The researchers measured progression-free survival (PFS) as well as the response of tumor growth to sunitinib using the Response Evaluation Criteria in Solid Tumors (RECIST). Patients received a starting daily dose (37.5 mg) of oral sunitinib.
The researchers found that the overall median PFS was 241 days (95% CI, 114-506). When compared with historical controls from the literature, the survival curve was more favorable, demonstrating a statistically significant difference (P=.02).
Overall, 26% of the patients (n=6) achieved a partial response, and 57% of the patients (n=13) had stable disease for a clinical benefit rate of 83%. Mean best response was a 16.9% decrease in tumor sum from baseline.
The most common adverse events included decreases in blood cell counts, especially leukocytes, diarrhea, fatigue, hand–foot skin reaction, nausea, musculoskeletal pain and hypertension.
“The median PFS was 241 days with interquartile limits of 114 to 518,” said study co-investigator Athanasios Bikas, MD, who is with MedStar Health Research Institute. “There were side effects as with all [tyrosine kinase inhibitors], because these drugs target a wide variety of tyrosine kinases all over human body, but the vast majority were grade 1 and 2 (mild and moderate). There were noted some rare grade 3 events, but no grade 4 or grade 5.”

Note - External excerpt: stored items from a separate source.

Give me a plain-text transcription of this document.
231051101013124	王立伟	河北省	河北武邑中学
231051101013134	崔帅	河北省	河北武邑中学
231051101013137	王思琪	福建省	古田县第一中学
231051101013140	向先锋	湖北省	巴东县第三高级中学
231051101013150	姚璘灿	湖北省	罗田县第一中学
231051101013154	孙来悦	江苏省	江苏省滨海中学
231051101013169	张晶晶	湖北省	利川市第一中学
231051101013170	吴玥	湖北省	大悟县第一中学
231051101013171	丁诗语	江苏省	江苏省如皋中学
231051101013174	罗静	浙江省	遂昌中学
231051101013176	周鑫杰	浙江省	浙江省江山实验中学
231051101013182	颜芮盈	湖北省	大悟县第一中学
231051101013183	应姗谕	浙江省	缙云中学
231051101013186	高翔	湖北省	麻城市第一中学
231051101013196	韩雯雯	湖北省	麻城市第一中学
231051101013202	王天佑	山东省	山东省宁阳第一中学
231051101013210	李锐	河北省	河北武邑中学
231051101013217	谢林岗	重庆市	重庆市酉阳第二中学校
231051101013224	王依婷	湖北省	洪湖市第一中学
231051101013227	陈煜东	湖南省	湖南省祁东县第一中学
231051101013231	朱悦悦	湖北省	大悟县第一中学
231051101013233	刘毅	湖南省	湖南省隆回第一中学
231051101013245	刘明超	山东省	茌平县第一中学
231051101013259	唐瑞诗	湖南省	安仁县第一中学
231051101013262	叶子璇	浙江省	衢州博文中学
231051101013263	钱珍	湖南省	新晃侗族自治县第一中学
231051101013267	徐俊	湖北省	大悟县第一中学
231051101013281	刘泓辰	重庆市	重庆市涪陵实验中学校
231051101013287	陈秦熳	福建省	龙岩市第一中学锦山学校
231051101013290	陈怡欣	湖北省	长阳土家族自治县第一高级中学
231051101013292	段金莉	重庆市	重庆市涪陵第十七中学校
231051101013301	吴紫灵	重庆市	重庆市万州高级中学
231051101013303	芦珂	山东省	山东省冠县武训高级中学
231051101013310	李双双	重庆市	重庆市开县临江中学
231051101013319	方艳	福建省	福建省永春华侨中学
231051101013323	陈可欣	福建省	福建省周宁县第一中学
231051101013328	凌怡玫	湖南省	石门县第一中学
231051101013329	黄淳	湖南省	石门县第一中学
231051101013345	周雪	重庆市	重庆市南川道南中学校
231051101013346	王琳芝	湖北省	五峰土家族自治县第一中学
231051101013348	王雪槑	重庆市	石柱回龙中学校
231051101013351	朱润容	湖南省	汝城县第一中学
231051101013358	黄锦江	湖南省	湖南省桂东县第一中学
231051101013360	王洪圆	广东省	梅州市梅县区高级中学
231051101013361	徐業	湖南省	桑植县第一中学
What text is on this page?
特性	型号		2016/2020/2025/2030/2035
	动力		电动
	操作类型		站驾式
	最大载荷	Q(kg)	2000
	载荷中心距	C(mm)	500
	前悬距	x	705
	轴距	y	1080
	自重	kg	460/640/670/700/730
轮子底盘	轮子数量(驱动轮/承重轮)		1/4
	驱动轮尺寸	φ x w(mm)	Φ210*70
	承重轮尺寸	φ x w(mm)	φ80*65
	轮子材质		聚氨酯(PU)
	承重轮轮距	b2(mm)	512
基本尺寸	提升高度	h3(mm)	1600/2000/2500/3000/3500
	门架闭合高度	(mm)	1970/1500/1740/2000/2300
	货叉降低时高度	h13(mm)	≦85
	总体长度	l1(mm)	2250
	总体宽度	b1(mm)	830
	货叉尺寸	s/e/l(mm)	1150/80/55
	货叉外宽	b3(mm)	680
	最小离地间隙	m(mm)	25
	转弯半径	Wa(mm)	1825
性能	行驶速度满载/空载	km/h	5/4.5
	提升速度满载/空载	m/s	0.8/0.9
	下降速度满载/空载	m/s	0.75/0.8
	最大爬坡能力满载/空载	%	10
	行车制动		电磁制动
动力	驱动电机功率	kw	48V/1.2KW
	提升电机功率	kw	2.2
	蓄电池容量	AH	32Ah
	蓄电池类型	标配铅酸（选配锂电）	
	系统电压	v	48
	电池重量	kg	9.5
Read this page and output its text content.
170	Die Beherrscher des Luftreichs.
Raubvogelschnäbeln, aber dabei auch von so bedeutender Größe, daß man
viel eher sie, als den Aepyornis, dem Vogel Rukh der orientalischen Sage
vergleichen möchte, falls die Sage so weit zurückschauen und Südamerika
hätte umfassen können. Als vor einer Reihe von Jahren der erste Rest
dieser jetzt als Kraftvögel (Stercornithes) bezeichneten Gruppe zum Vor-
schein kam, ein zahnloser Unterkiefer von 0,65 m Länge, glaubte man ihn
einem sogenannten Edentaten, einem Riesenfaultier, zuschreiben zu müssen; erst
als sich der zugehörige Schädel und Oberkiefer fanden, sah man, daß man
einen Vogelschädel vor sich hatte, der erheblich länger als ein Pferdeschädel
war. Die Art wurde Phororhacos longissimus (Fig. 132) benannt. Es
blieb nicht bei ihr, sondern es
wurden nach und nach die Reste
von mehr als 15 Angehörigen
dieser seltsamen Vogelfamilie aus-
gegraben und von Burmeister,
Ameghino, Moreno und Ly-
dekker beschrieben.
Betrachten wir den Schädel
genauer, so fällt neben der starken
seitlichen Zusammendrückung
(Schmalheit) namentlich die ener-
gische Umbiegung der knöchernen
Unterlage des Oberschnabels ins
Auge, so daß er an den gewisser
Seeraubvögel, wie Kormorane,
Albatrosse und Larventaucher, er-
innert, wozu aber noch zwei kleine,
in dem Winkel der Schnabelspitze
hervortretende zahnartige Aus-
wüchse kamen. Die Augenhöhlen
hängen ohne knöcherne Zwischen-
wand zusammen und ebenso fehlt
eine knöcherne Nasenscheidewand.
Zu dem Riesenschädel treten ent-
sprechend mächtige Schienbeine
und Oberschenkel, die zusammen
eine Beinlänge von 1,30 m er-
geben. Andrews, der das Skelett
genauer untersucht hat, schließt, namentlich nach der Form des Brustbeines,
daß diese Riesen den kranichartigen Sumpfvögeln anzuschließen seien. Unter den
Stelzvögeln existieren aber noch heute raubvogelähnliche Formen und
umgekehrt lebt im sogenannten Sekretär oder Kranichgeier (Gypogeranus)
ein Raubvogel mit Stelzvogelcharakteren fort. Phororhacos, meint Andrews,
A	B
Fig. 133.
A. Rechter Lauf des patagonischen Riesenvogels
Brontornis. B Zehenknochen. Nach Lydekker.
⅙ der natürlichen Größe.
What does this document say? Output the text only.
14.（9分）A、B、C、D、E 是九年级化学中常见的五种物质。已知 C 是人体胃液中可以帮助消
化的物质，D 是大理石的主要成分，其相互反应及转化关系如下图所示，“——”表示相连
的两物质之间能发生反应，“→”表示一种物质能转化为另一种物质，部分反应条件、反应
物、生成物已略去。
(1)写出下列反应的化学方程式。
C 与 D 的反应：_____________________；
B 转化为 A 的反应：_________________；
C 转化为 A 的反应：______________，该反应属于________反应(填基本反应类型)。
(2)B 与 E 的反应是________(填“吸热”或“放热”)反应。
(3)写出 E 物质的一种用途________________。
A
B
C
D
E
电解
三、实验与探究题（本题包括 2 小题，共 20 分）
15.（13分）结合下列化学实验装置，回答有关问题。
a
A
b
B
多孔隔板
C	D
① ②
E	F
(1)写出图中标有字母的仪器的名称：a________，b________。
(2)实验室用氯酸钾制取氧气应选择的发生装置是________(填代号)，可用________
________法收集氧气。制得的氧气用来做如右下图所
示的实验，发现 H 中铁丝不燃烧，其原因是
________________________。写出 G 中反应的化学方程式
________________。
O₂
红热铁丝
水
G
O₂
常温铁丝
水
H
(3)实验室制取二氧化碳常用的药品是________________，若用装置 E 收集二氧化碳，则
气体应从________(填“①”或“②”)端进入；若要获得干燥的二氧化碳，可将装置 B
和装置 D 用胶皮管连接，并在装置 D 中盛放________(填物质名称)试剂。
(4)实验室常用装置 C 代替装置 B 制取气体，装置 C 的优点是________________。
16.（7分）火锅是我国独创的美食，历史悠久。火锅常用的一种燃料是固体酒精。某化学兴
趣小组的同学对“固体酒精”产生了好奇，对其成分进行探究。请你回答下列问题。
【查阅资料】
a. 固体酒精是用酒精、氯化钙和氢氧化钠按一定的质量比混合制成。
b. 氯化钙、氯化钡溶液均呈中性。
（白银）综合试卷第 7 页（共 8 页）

The findings from this study suggest that the PFS using sunitinib was comparable to that previously reported for sorafenib, according to the researchers.
“There are two other phase 2 clinical trials of sunitinib in thyroid cancer2,3,” Dr. Bikas told Endocrinology Advisor. “The take-home point is that sunitinib has a potential role in advanced differentiated thyroid cancer, but this has to be examined and confirmed in a larger phase 3 clinical trial. Also, it is important due to recent reports demonstrating that patients who fail a TKI after a period of time, but respond to the treatment with a different TKI.”
Sunitinib is approved by the U.S. Food and Drug Administration (FDA) for the treatment of advanced renal cell carcinoma (RCC), imatinib-refractory gastrointestinal stromal tumors (GIST) after disease progression and progressive pancreatic neuroendocrine tumors.
Further trials are now planned in patients with advanced differentiated thyroid cancer.
- Bikas A et al. Abstract OR44-5. Presented at: The Endocrine Society’s 97th Annual Meeting & Expo (ENDO 2015); March 5-8, 2015; San Diego.
- Cohen et al. J Clin Oncol. 2008;26S:6025.
- Carr et al. Clin Cancer Res. 2010;16(21):5260-5268.